Untitled designThere are three things that will get you 80% of what you need to always create good presentations.

It’s mostly about taking things away.

Over the years I’ve done a lot of quick coaching sessions – one hour with one start-up company and one existing PowerPoint presentation. I specialize in high-tech business areas and I find myself homing in on exactly the same things every time. It’s the old 80/20 rule again. These three things will get you 80% of a good presentation. Or – I spend 80% of my time trying to get three things to work. Thought I’d share these on this rainy day in Sweden where I’m best off here in front of the computer.

One

The first one’s simple – just simplify everything. Haha. Simplify the concepts, the words/terms you use and your sentence structure, to the point when you as an expert start to feel positively uncomfortable with how easy everything seems. Assume that you will always, absolutely always, make it too complicated so you need to keep on simplifying.  People who present complex subjects with simple language are judged as being more intelligent (than people who use complex language and specialized terms). ‘Nuff said.

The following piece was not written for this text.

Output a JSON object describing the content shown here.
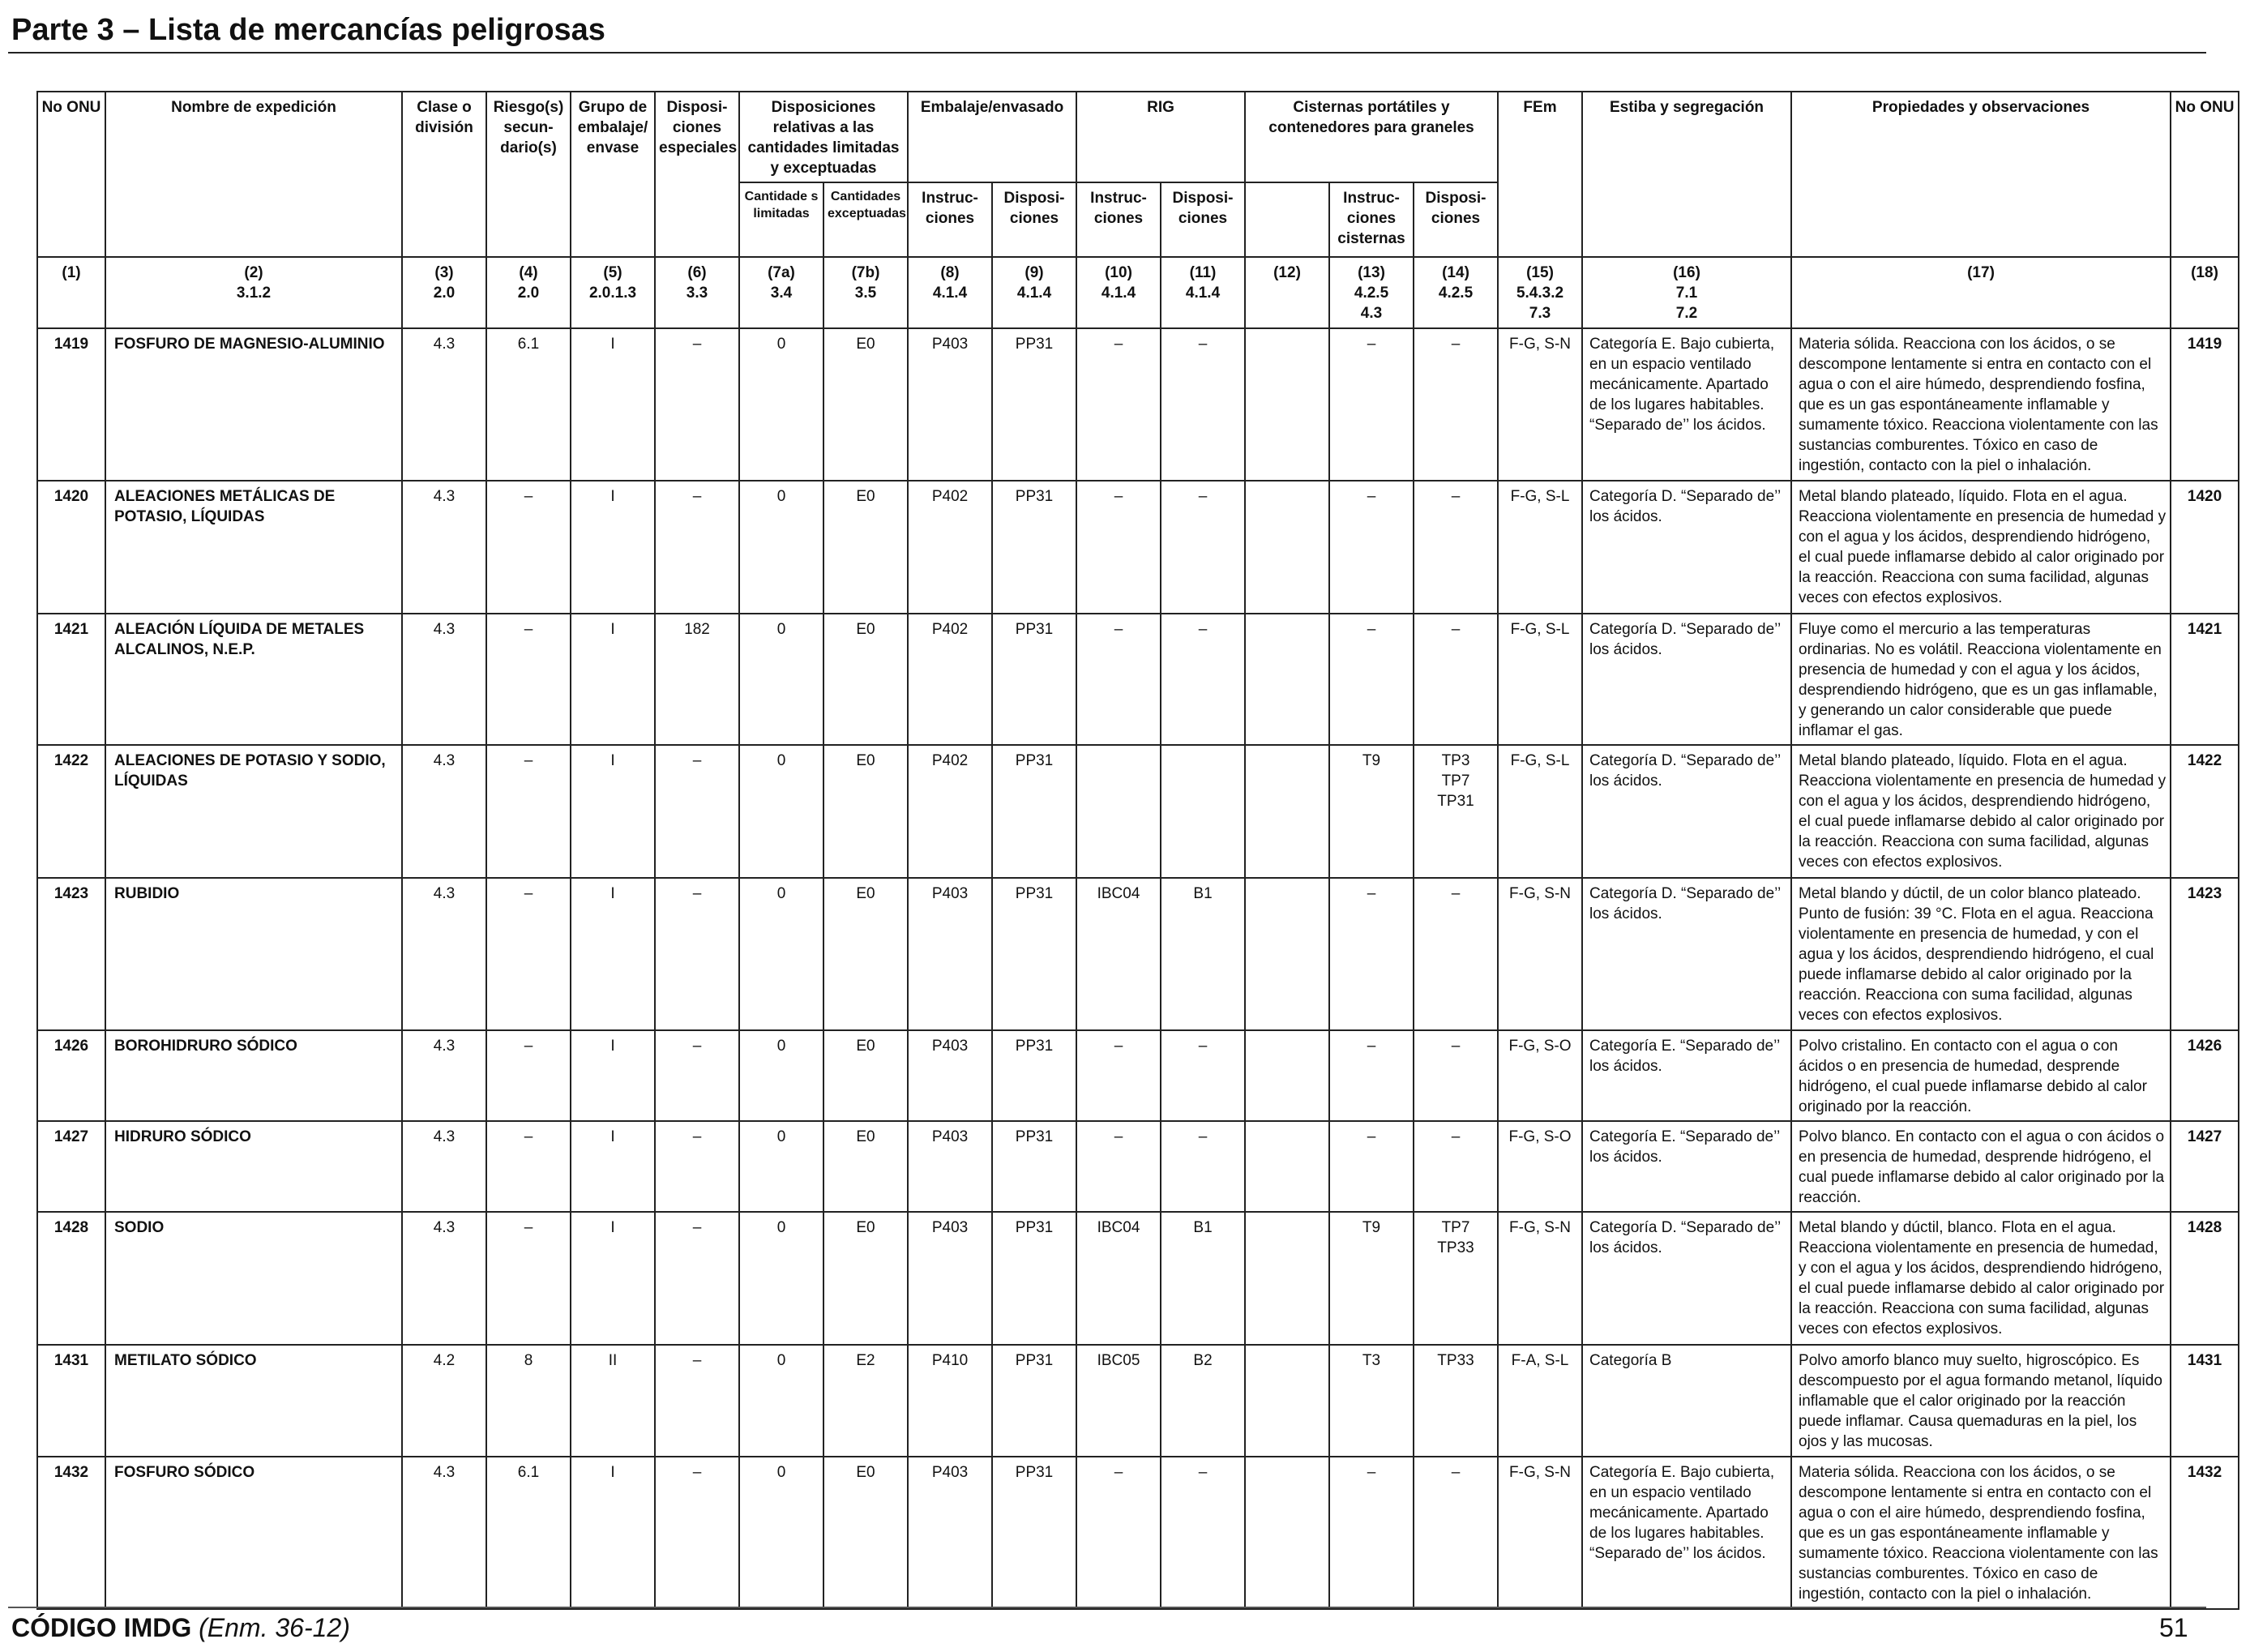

Daniel M. Oppenheimer, Consequences of Erudite Vernacular Utilized Irrespective of Necessity: Problems with Using Long Words Needlessly, Journal of Applied Cognitive Psychology 2005, DOI: 10.1002/acp.1178

Two

Put as little as possible on each slide (as a rule of thumb).  Nothing at all is a serious option. I mean this is a good slide…

fantastic

 

Now, why would I suggest something so daft for a slide? Well, that’s because this is exactly the lasting impression I want to leave the audience with. Whatever I just described when showing that slide was fantastic. The key word is Fantastic. I really want them to remember that.  If you’re a mountaineer and you’ve climbed all the highest peaks in the world, the few slides you pick for a presentation will show the highlights (the peaks) not all the boring transport stretches in between. I guess. Reinforce the great stuff, the peaks, using your slides. That’s one way to think about it.

Hit that delete button!

Three

Take away text. Use pictures, preferably photos. The most serious problem is whole sentences. This overloads the grammar processing function in our brains, and people will probably never be reading the same bit as you are reading out loud. Text slides are really just the speaker’s manuscript – please stop showing us your manuscript! Break down the sentences to only key words. Then replace as many as possible with good quality relevant images. Yes, it’s hard work, so I’ll try to help a bit with a list of Internet sites that offer free, quality photos for commercial use. Fetch it here.

And then there’s that thing about three being a magic number. Three bullet points, and all that. So I have to stop here. Shame.